Brachial Plexus Injuries in Adults
The brachial plexus are the nerves that control the hand, arm, and shoulder.
Erb’s Palsy (or Erb-Duchenne Palsy) refers to upper nerve damage. A different but related injury is Total Brachial Plexus Palsy also known as Klumpke’s Palsy which refers to the lower and upper nerves being injured.
Adult Brachial Plexus Injury
Brachial plexus injuries can occur as a result of auto accidents. Because of improved accident victim survival rates, we see an increase in people with traumatic brachial plexus injuries.
Symptoms can include weakness and/or burning pain in the neck, shoulder, arm and hand. Obtaining an accurate and timely diagnosis, followed by treatments like surgery and rehabilitation will be needed for a considerable time. Brachial plexus injuries include:
- Neurapraxia where the nerve was stretched or compressed.
- Ruptures when a nerve is torn, but not where it attaches to the spine.
- Avulsions, whereby the nerve root is torn AND separated from the spinal cord.
- Neuroma is when scar tissue is formed putting pressure on the injured nerve.
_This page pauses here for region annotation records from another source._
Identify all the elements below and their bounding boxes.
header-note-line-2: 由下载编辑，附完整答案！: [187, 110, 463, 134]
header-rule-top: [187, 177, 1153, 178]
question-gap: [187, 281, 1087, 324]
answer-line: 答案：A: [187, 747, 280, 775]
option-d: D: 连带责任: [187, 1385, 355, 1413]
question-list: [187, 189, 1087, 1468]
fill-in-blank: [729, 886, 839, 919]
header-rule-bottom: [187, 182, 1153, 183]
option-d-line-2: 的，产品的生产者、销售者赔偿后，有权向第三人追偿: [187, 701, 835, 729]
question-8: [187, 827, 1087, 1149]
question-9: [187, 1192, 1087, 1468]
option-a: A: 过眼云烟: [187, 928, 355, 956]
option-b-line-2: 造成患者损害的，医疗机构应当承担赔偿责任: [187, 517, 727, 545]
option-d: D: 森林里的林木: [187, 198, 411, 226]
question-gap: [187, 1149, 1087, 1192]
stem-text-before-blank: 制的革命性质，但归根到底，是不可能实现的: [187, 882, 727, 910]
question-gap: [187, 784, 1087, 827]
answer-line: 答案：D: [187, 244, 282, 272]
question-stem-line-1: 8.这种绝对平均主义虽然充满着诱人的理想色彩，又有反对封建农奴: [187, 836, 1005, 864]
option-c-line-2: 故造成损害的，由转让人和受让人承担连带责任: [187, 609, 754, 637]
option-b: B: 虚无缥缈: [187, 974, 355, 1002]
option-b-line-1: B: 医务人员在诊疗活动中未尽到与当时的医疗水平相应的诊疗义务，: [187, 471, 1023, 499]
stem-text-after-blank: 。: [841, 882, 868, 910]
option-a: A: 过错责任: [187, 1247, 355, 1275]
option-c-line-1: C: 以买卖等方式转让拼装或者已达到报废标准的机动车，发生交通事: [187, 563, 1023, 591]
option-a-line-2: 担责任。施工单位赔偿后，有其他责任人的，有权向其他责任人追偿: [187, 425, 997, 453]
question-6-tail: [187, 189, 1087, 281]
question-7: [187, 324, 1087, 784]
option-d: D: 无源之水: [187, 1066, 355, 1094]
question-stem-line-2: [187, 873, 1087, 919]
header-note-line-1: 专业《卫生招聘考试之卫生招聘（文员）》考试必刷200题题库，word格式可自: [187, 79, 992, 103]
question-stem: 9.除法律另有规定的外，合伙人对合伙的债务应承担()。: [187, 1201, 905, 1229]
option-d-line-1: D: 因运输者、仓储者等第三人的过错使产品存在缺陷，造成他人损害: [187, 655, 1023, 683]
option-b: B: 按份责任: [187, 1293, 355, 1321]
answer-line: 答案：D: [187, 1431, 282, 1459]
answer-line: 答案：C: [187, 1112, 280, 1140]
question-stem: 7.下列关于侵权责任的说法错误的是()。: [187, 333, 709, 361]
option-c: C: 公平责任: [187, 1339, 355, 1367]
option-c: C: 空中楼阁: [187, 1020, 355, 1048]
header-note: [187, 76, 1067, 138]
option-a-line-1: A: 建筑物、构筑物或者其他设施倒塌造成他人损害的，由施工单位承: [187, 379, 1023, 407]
Other associated terms are:
- Waiter’s Tip which is when the arm hangs down and the hand is turned backward.
- Horner’s Syndrome which can affect the nerves leading to the face and eye.
- Treatment options vary and at the least will include occupational and/or physical therapy to increase function. Healing for a more minimal injury may take from three months to two years. A more severe injury may require multiple surgeries.